CIUDAD DE MÉXICO – La Fiscalía General de la República (FGR) anunció avances en la investigación por el grave descarrilamiento ferroviario ocurrido el 28 de diciembre de 2025 en el estado de Oaxaca, que dejó al menos 13 personas muertas y decenas de heridos entre los pasajeros.

El accidente —registrado cerca de la comunidad de Nizanda, sobre la Línea Z del Corredor Interoceánico del Istmo de Tehuantepec— involucró a un tren de pasajeros que conecta la costa del Pacífico con el Golfo de México. Al momento del descarrilamiento viajaban a bordo unas 241 personas y 9 integrantes de la tripulación.

Según la reconstrucción realizada por la Fiscalía, el tren ya había atravesado seis curvas consecutivas antes de llegar a la que resultó fatal. Al ingresar en la primera, circulaba a 52 kilómetros por hora, una velocidad que por sí sola no representaba una alarma particular. Pero a partir de ese punto, explican los investigadores, algo cambió.

El convoy no redujo la marcha. Por el contrario, comenzó a acelerar. Curva tras curva, la velocidad fue aumentando hasta alcanzar los 65 kilómetros por hora, y fue a ese ritmo que el tren ingresó en la curva donde se produjo el desastre.

No solo eso: siempre a esa velocidad, el convoy continuó recorriendo todo el tramo hasta el descarrilamiento.

Sesenta y cinco kilómetros por hora pueden no parecer demasiado, pero —explican los expertos de la Fiscalía— a diferencia de un vehículo de carretera, un tren concentra una masa enorme y un peso elevadísimo. En una curva, el aumento de la velocidad hace crecer de manera exponencial la fuerza centrífuga, es decir, la que empuja al vehículo hacia el exterior.

Cuando esa fuerza supera la capacidad de contención de la vía, el tren es literalmente expulsado de la trayectoria, se sale de los rieles y vuelca.

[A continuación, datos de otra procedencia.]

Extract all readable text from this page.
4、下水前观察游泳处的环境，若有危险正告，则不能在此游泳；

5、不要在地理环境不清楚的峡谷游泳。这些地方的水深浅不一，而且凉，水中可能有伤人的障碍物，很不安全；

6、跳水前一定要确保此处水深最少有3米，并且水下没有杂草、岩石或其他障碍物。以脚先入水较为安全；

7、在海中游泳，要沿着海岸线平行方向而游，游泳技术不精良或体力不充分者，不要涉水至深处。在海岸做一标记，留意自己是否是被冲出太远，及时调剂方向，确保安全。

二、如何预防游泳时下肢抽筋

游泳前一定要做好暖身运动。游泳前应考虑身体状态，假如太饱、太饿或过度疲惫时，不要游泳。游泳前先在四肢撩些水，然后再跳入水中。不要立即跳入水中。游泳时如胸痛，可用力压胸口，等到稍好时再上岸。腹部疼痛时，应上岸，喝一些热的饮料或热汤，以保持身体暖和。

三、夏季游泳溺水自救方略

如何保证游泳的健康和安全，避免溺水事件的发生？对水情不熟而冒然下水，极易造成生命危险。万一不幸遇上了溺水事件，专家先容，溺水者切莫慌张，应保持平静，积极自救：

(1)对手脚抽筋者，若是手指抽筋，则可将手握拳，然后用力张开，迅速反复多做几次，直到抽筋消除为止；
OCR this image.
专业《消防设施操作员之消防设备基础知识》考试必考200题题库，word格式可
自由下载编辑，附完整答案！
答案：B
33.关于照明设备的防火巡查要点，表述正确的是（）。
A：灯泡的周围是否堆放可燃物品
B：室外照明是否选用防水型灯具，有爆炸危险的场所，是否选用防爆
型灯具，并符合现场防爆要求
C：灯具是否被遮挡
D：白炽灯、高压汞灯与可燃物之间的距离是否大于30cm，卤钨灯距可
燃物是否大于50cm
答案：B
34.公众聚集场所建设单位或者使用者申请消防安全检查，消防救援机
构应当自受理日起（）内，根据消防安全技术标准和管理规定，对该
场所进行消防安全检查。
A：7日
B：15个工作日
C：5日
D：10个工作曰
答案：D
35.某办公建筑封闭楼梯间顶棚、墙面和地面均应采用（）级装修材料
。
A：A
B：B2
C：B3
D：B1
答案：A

Foto: Secretaría de Marina de México.

El exceso de velocidad no surge solo de los datos técnicos registrados por los sistemas del tren, sino también de un elemento simple e irrefutable: el tiempo de recorrido. Los cálculos realizados por los investigadores demuestran que el convoy atravesó ese tramo en menos tiempo del que hubiera sido posible respetando los límites, lo que confirma que circulaba por encima de la velocidad permitida.

A la luz de los elementos reunidos hasta ahora, la fiscal general Ernestina Godoy determinó que las normas de seguridad vigentes no fueron respetadas y que las personas directamente responsables de la conducción del tren tenían la obligación de ajustarse a las reglas operativas establecidas, obligación que —según los peritajes técnicos— no habría sido cumplida.

Por ese motivo, Godoy resolvió avanzar con la acción penal, imputando los delitos de homicidio culposo y lesiones culposas.

Los investigadores de la Agencia de Investigación Criminal y los jueces federales continúan ahora con peritajes adicionales sobre el trazado, los materiales, la geometría de las curvas y la interacción entre ruedas y rieles, para descartar otros factores posibles, aunque —subraya la Fiscalía— el exceso de velocidad ya está acreditado.

“La prioridad es esclarecer plenamente lo ocurrido, garantizar justicia a las víctimas, lograr la reparación integral del daño y evitar que una tragedia similar vuelva a repetirse”, aseguró Ernestina Godoy en el comunicado oficial, que concluye con una frase ya célebre: “Fuera de la ley, nada; por encima de la ley, nadie”.

Se trata de una referencia directa a uno de los lemas más conocidos del expresidente Andrés Manuel López Obrador, mentor político de la actual presidenta Claudia Sheinbaum, y adquiere un peso político particular cuando se cumple el primer año de gestión del nuevo gobierno.

El tren interoceánico forma parte de un ambicioso proyecto de infraestructura del Estado mexicano, inaugurado en 2023, que conecta el Pacífico con el Golfo de México con el objetivo de ofrecer una alternativa al Canal de Panamá. Sin embargo, la tragedia reabrió el debate público sobre la seguridad y la calidad de las obras ferroviarias en el país.

En ese contexto, la investigación por el descarrilamiento no es solo una causa técnica, sino que se convierte en una prueba institucional clave, llamada a demostrar que efectivamente nadie está por encima de la ley, ni siquiera cuando están en juego obras emblemáticas de las políticas de desarrollo nacional.